Once my vision was improved after several surgeries and after about 18 months of shooting skeet again, the old itch to hunt birds returned. But what to do as I neared the big Seven Oh?

My wife and I visited a game farm and I shot some pheasants over a club dog. That was fine, but it wasn't my dog. The last bird dog, Babe the Brittany, had died in 2003. Then I met several guys here who hunted valley quail, whatever they were (!) and they used pointing dogs. I was excited about birds again so we decided to search for a pointing dog.

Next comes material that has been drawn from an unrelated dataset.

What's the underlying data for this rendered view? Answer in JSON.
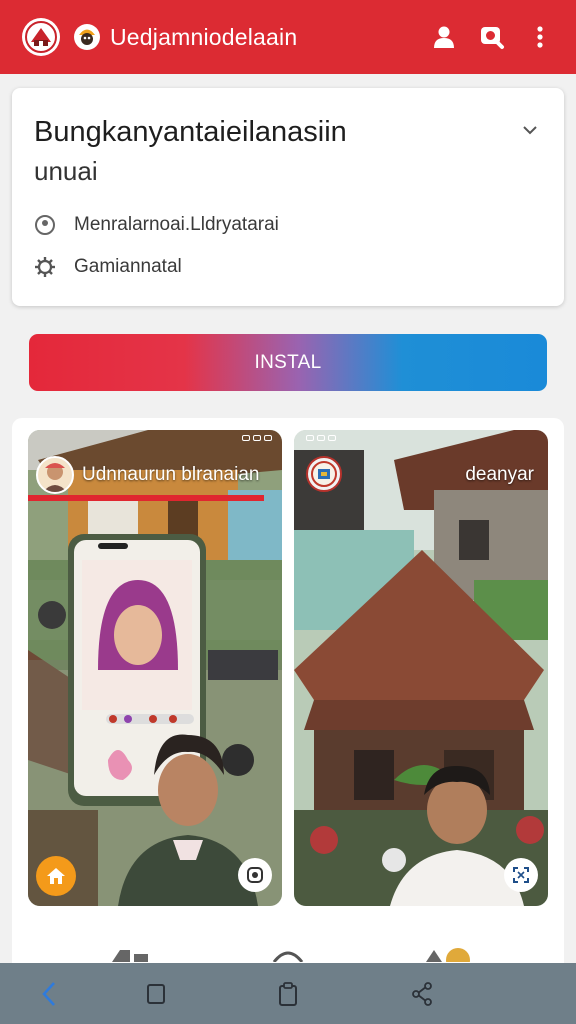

The criteria were pretty stringent: must be older and trained, we have no yard whatsoever and there is no public ground nearby that might serve to train a dog; I wanted a dog that could hunt right away last Fall, not a year later; and, the state of my health, though pretty good, is always a little dicey as time moseys by, to say the least.

Through the wonder of the web I found a new friend in Colorado, a veterinarian, Shawn aka Birddogdoc, a bird hunting nut who loves dogs too. Through his many connections, after a few false alarms, a candidate appeared. Windtuck Colorado Pride, Pride for short, a regally bred English Pointer bitch, was languishing in a kennel of field trial dogs in Colorado. Her crime? She wants to hunt to the gun, not over the next mountain. So she flunked out as field trial prospect but for foot shooting we had our girl. My wife Joanne and I went over and picked her up in the Denver area last September and our lives have changed forever.

She is now going on four years old. She loves to hunt, points stylishly as you can see above, is a fair-enough retriever and is just a character!

The perfect dog? No, there really aren't any in my 40 years of knocking around the fields and woods. She likes to creep a little on point when I get close to her. She won't move unless I'm there though. That's okay because I like her to flush the bird. I trained seven bird dogs over 25 years and all were allowed to flush except one. I trained one to be steady to wing and shot just so I could say I did it. But as soon as you start hunting such a dog with your friends' dogs you'll find that all that effort disappears. If the other dogs break it's nearly impossible to keep your dog from going too.

The bottom line is that we love her to death! She lives in the house and pretty much thinks of it as her kennel. We're up every morning at 0530 hours and by 0615 we're out for her two mile walk on a roading harness. Keeps her fit and us too. Hard to get old with a kid like Pride in the house. She won't let us. More to follow.